Features Fruit Production
OFVGA CEO announces retirement

January 14, 2014  By Press release


Art Smith, CEO of the ONtario Fruit & Vegetable Growers Association, recently announced his retirement. OFVGA

January 14, 2014, Niagara Falls, Ont – The long-serving CEO of the Ontario Fruit and Vegetable Growers Association (OFVGA) has announced his retirement.
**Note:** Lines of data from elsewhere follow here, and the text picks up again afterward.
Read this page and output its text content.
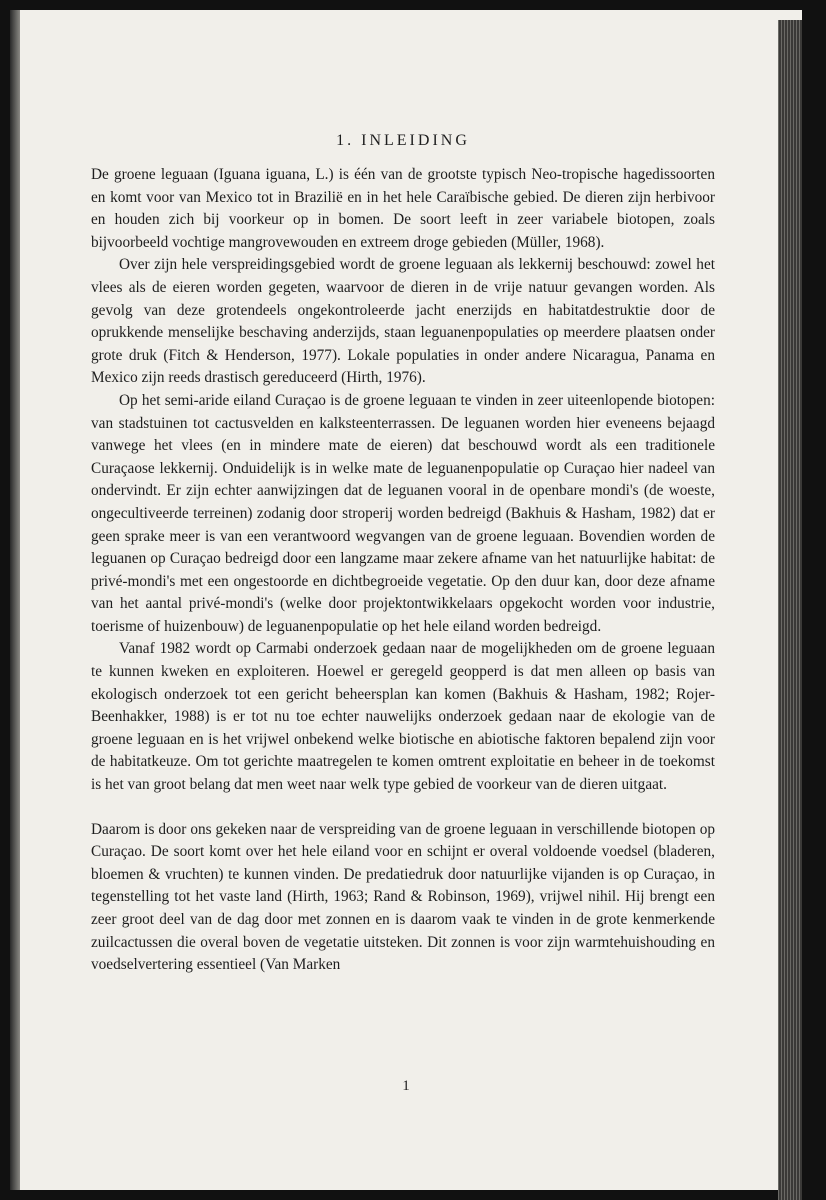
1. INLEIDING

De groene leguaan (Iguana iguana, L.) is één van de grootste typisch Neo-tropische hagedissoorten en komt voor van Mexico tot in Brazilië en in het hele Caraïbische gebied. De dieren zijn herbivoor en houden zich bij voorkeur op in bomen. De soort leeft in zeer variabele biotopen, zoals bijvoorbeeld vochtige mangrovewouden en extreem droge gebieden (Müller, 1968).

Over zijn hele verspreidingsgebied wordt de groene leguaan als lekkernij beschouwd: zowel het vlees als de eieren worden gegeten, waarvoor de dieren in de vrije natuur gevangen worden. Als gevolg van deze grotendeels ongekontroleerde jacht enerzijds en habitatdestruktie door de oprukkende menselijke beschaving anderzijds, staan leguanenpopulaties op meerdere plaatsen onder grote druk (Fitch & Henderson, 1977). Lokale populaties in onder andere Nicaragua, Panama en Mexico zijn reeds drastisch gereduceerd (Hirth, 1976).

Op het semi-aride eiland Curaçao is de groene leguaan te vinden in zeer uiteenlopende biotopen: van stadstuinen tot cactusvelden en kalksteenterrassen. De leguanen worden hier eveneens bejaagd vanwege het vlees (en in mindere mate de eieren) dat beschouwd wordt als een traditionele Curaçaose lekkernij. Onduidelijk is in welke mate de leguanenpopulatie op Curaçao hier nadeel van ondervindt. Er zijn echter aanwijzingen dat de leguanen vooral in de openbare mondi's (de woeste, ongecultiveerde terreinen) zodanig door stroperij worden bedreigd (Bakhuis & Hasham, 1982) dat er geen sprake meer is van een verantwoord wegvangen van de groene leguaan. Bovendien worden de leguanen op Curaçao bedreigd door een langzame maar zekere afname van het natuurlijke habitat: de privé-mondi's met een ongestoorde en dichtbegroeide vegetatie. Op den duur kan, door deze afname van het aantal privé-mondi's (welke door projektontwikkelaars opgekocht worden voor industrie, toerisme of huizenbouw) de leguanenpopulatie op het hele eiland worden bedreigd.

Vanaf 1982 wordt op Carmabi onderzoek gedaan naar de mogelijkheden om de groene leguaan te kunnen kweken en exploiteren. Hoewel er geregeld geopperd is dat men alleen op basis van ekologisch onderzoek tot een gericht beheersplan kan komen (Bakhuis & Hasham, 1982; Rojer-Beenhakker, 1988) is er tot nu toe echter nauwelijks onderzoek gedaan naar de ekologie van de groene leguaan en is het vrijwel onbekend welke biotische en abiotische faktoren bepalend zijn voor de habitatkeuze. Om tot gerichte maatregelen te komen omtrent exploitatie en beheer in de toekomst is het van groot belang dat men weet naar welk type gebied de voorkeur van de dieren uitgaat.

Daarom is door ons gekeken naar de verspreiding van de groene leguaan in verschillende biotopen op Curaçao. De soort komt over het hele eiland voor en schijnt er overal voldoende voedsel (bladeren, bloemen & vruchten) te kunnen vinden. De predatiedruk door natuurlijke vijanden is op Curaçao, in tegenstelling tot het vaste land (Hirth, 1963; Rand & Robinson, 1969), vrijwel nihil. Hij brengt een zeer groot deel van de dag door met zonnen en is daarom vaak te vinden in de grote kenmerkende zuilcactussen die overal boven de vegetatie uitsteken. Dit zonnen is voor zijn warmtehuishouding en voedselvertering essentieel (Van Marken

1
Art Smith, who has been the organization’s CEO since 2003, will be retiring at the end of June 2014. Smith made the announcement at the OFVGA annual banquet in Niagara Falls.

 

Advertisement

“I have been CEO of this organization for 10 and a half years and it has been, as they say, a great ride,” said Smith in his remarks to delegates at the banquet. “It has been a great honour and a privilege to serve the industry I was born into, have made a life of and am so passionate about, and I am most proud of what we as an organization have accomplished over the past decade.”

 

During Smith’s tenure, the organization has developed a strong financial position, moving from a deficit of $150,000 in 2003 to having more than $1.5 million in cash reserves on hand. In 2005, the OFVGA adopted a policy that saw the OFVGA pay membership dues for all of its member organizations to the Canadian Horticultural Council, which has helped create a stronger voice for horticulture at the national level.

 

More recently, the OFVGA created a research and promotion fund that, including this year’s program, has returned $1.1 million in container tolls to the OFVGA member organizations. Smith was also instrumental in leading lobby efforts that have led to ad-hoc payments of more than $200 million to fruit and vegetable growers from successive Ontario governments over the last decade, including the Self-Directed Risk Management (SDRM) program.

 

“I have enjoyed a great working relationship with Art and we appreciate all of his hard work on behalf of this industry,” says OFVGA chair Ray Duc. “The board of directors will be establishing a hiring committee at its next meeting in February to begin the search for a new CEO.”